Crypto news

25.06.2026
22:06

Legal Storm Over Strategy: Rosen Law Firm Launches Investigation into Michael Saylor's Company

The Rosen Law Firm has officially launched an investigation into Strategy (formerly MicroStrategy) and invites investors who purchased the company's securities to join a potential class-action lawsuit. This event is another signal of growing pressure on the company, whose business model is inextricably linked to bitcoin's volatility.

Lawyers are examining whether Strategy and its management published misleading statements. The focus is on the accuracy of information regarding the company's operations, its bitcoin storage strategy, business profitability, and the real risks associated with its aggressive model of accumulating the leading cryptocurrency.

Investigation Details: Which Securities Are Under Scrutiny?

The investigation covers a range of Strategy securities: MSTR, STRF, STRC, STRK, and STRD. The most attention is focused on STRC, a perpetual preferred stock that has recently shown extreme volatility. A dedicated page has been created for affected investors to join the investigation.

The situation is exacerbated by heightened market scrutiny of Strategy's capital structure and its growing reliance on various types of securities to finance bitcoin purchases. While Rosen Law Firm has not yet filed formal charges, the very initiation of such a probe is a worrying signal.

Why Arkham Believes STRC Is Not the New LUNA

Amid the panic, on-chain analytics platform Arkham moved quickly to calm the market, drawing a clear distinction between the STRC situation and the collapse of the Terra ecosystem. "Will STRC become the new LUNA? In short, not quite," Arkham experts stated.

The key difference, in their view, lies in the absence of any legal obligation for Strategy to support the market price of STRC. Unlike Terra's algorithmic stabilization mechanisms, the value of STRC merely reflects market expectations regarding future dividend payments from the company.

"Saylor cannot lose funds due to a drop in STRC," analysts emphasize. However, they point to a significant risk for preferred shareholders: dividend payments remain entirely at the company's discretion. If Strategy faces problems, Saylor is not obligated to prioritize the interests of STRC shareholders over other commitments.

According to Arkham's calculations, maintaining the current payout order for STRC requires approximately $1.2 billion per year from the company. This raises serious questions about the sustainability of the chosen financing model during a market downturn.

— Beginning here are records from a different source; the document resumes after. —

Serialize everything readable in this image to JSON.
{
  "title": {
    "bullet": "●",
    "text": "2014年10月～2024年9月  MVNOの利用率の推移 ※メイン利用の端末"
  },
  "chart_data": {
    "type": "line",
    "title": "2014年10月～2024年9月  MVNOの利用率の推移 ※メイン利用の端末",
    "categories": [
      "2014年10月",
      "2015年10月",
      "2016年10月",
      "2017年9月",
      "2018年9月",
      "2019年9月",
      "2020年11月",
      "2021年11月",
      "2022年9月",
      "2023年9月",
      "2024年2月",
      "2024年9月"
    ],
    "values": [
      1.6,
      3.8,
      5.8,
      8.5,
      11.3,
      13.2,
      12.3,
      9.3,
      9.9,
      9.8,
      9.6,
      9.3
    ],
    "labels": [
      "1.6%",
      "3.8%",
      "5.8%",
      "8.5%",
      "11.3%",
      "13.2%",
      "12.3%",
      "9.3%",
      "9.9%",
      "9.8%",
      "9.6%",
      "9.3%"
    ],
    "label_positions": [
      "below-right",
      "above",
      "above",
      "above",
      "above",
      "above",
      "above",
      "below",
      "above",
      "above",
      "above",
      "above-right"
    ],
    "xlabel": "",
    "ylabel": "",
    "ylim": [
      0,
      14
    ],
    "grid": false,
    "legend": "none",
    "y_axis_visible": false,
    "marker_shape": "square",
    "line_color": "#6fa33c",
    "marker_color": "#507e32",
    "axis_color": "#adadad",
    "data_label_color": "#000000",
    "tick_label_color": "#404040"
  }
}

Analyst Opinion: The Rosen Notice Is Not a Verdict

Prominent analyst Shanaka Anslem urges against dramatizing the situation. He notes that such notices are standard practice for law firms seeking clients after a sharp stock decline, rather than evidence of actual wrongdoing.

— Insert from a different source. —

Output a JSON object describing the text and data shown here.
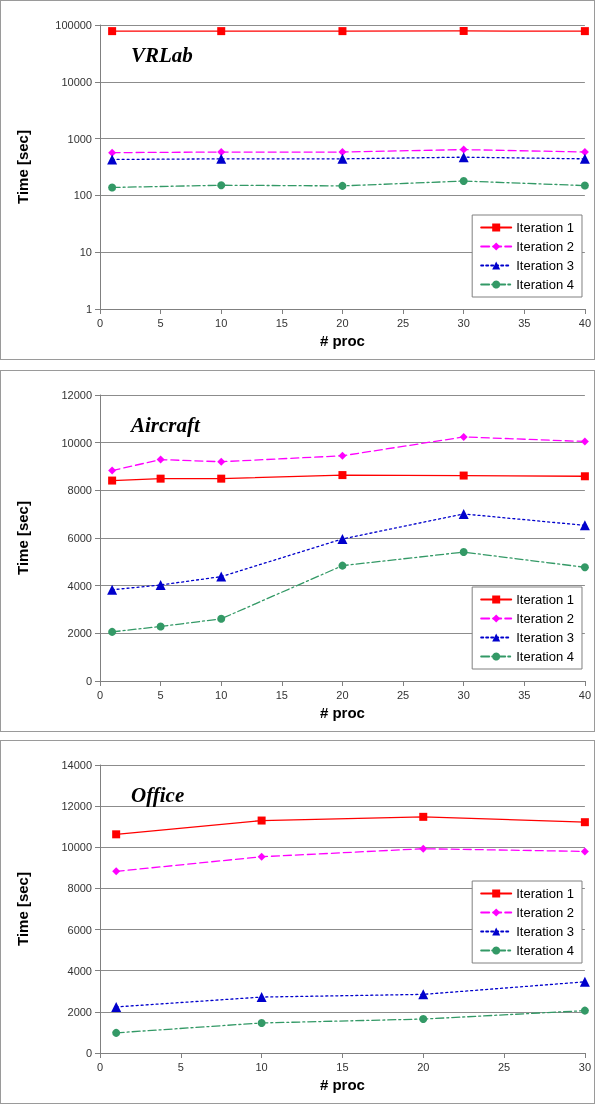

"There is no SEC lawsuit, no DOJ case. No complaint has been filed, no specific factual misrepresentations have been identified," he emphasized, adding that the Rosen statement is merely the start of an investigation into potential claims, not a lawsuit with confirmed allegations.

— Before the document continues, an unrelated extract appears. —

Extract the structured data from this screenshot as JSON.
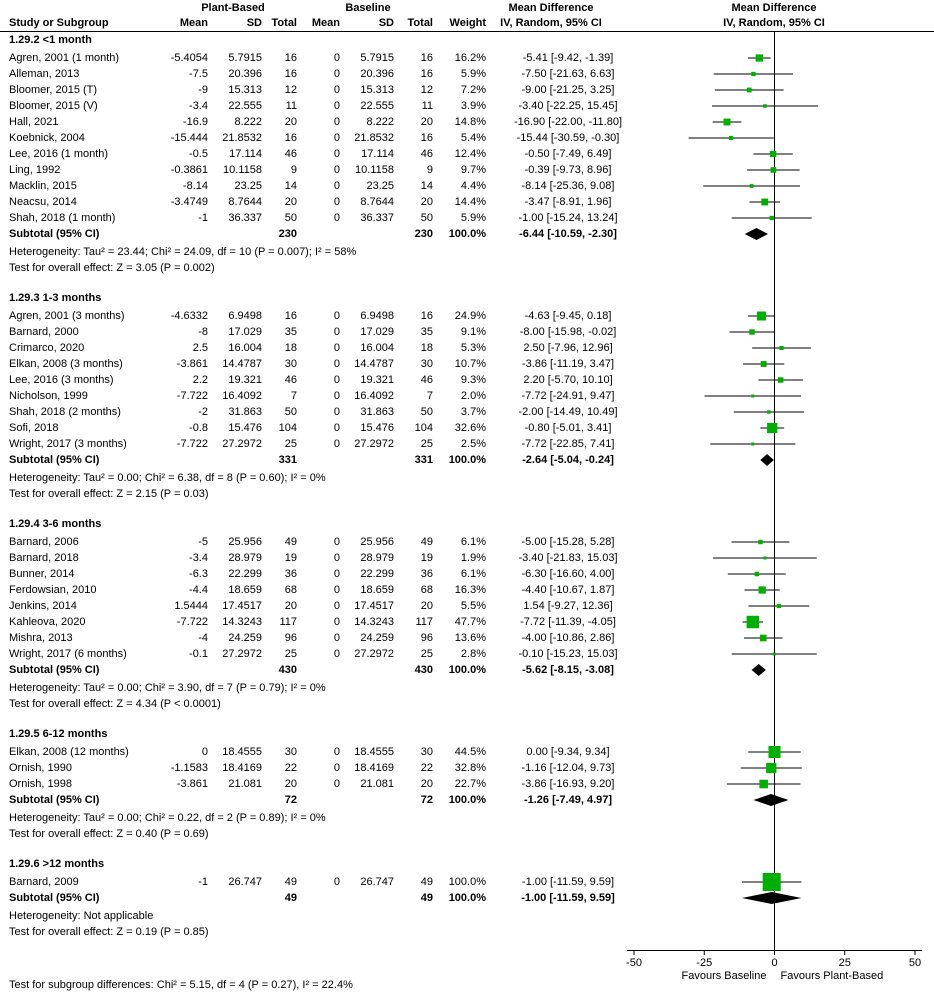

Cryptalist Expert Opinion: Overall, the market rightly believes that Strategy does have questions regarding the sustainability of its financial model. However, the current Rosen Law Firm investigation is, for now, merely a "legal probe," not proof of fraud. The key factor remains the company's ability to sustain dividend payments and maintain its bitcoin strategy during periods of market weakness. Investors should closely monitor financial reports and management actions, but panicking prematurely would be shortsighted.